Die Informationsplattform Siegelklarheit soll bis 2030 um mindestens zwei Produktgruppen erweitert, der Grüne Knopf um mindestens zwei Schwerpunktthemen weiterentwickelt werden. Die Mission führt das BMZ; das BMI ist beteiligt. Sie knüpft an den Stufenplan zur nachhaltigen Textilbeschaffung aus dem Jahr 2023 an.

Nachhaltigkeitsprüfung für jeden Gesetzentwurf

Mittelbaren Bezug zum Vergaberecht hat eine Mission aus dem ersten Handlungsfeld: Für jeden Gesetzentwurf soll verpflichtend eine vollständige Nachhaltigkeitsprüfung durchgeführt und deren Ergebnis im allgemeinen Teil der Begründung dargestellt werden. Die Vorgaben sollen in der Gemeinsamen Geschäftsordnung der Bundesministerien (GGO) verankert werden.
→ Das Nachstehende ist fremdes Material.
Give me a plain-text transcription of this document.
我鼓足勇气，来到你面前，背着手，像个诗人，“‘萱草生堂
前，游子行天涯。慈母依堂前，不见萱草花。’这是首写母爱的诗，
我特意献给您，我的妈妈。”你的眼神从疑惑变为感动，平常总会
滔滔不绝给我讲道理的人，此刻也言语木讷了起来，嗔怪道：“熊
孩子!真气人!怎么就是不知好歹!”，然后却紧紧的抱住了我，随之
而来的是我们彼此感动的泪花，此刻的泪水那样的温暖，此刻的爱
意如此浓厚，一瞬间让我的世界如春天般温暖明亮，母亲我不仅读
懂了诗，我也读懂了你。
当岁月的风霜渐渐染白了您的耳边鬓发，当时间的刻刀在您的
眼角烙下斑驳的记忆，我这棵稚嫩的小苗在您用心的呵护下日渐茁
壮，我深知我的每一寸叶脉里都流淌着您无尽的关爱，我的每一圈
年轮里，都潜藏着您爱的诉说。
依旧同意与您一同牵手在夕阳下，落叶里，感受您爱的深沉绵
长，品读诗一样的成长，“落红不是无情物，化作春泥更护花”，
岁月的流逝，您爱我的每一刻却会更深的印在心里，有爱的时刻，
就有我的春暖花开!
Federführend sind das Bundesministerium der Justiz und für Verbraucherschutz sowie das Bundesministerium für Digitales und Staatsmodernisierung.

Finanzierungsvorbehalt und weiteres Verfahren

Sämtliche Maßnahmen des Aktionsplans stehen nach dem Text unter Finanzierungsvorbehalt sowie unter dem Vorbehalt der finanzverfassungsrechtlichen Zuständigkeit des Bundes. Etwaige Mehrbedarfe an Personal- und Sachmitteln sind im jeweiligen Einzelplan zu finanzieren.
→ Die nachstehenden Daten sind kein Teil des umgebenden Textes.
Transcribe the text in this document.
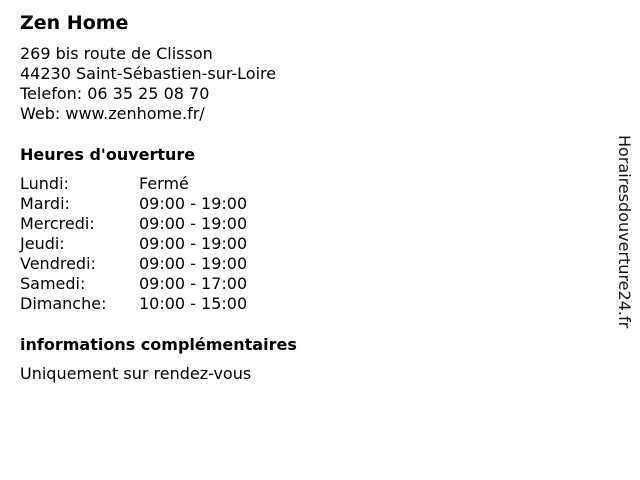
Zen Home

269 bis route de Clisson

44230 Saint-Sébastien-sur-Loire

Telefon: 06 35 25 08 70

Web: www.zenhome.fr/

Heures d'ouverture
Lundi:	Fermé
Mardi:	09:00 - 19:00
Mercredi:	09:00 - 19:00
Jeudi:	09:00 - 19:00
Vendredi:	09:00 - 19:00
Samedi:	09:00 - 17:00
Dimanche:	10:00 - 15:00
informations complémentaires

Uniquement sur rendez-vous

Horairesdouverture24.fr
Eine Bezifferung der beiden Beschaffungsmissionen enthält die Beteiligungsfassung nicht. Die Bundesregierung hat als Ziel ausgegeben, den Aktionsplan bis September 2026 fertigzustellen.

Wie sich die Vorhaben zur Messbarkeit verhalten, ist offen: Der Monitoringbericht der Bundesverwaltung und die rückläufigen Anteile nachhaltiger Vergaben hatten zuletzt gezeigt, dass belastbare Daten zur nachhaltigen Beschaffung nur eingeschränkt vorliegen.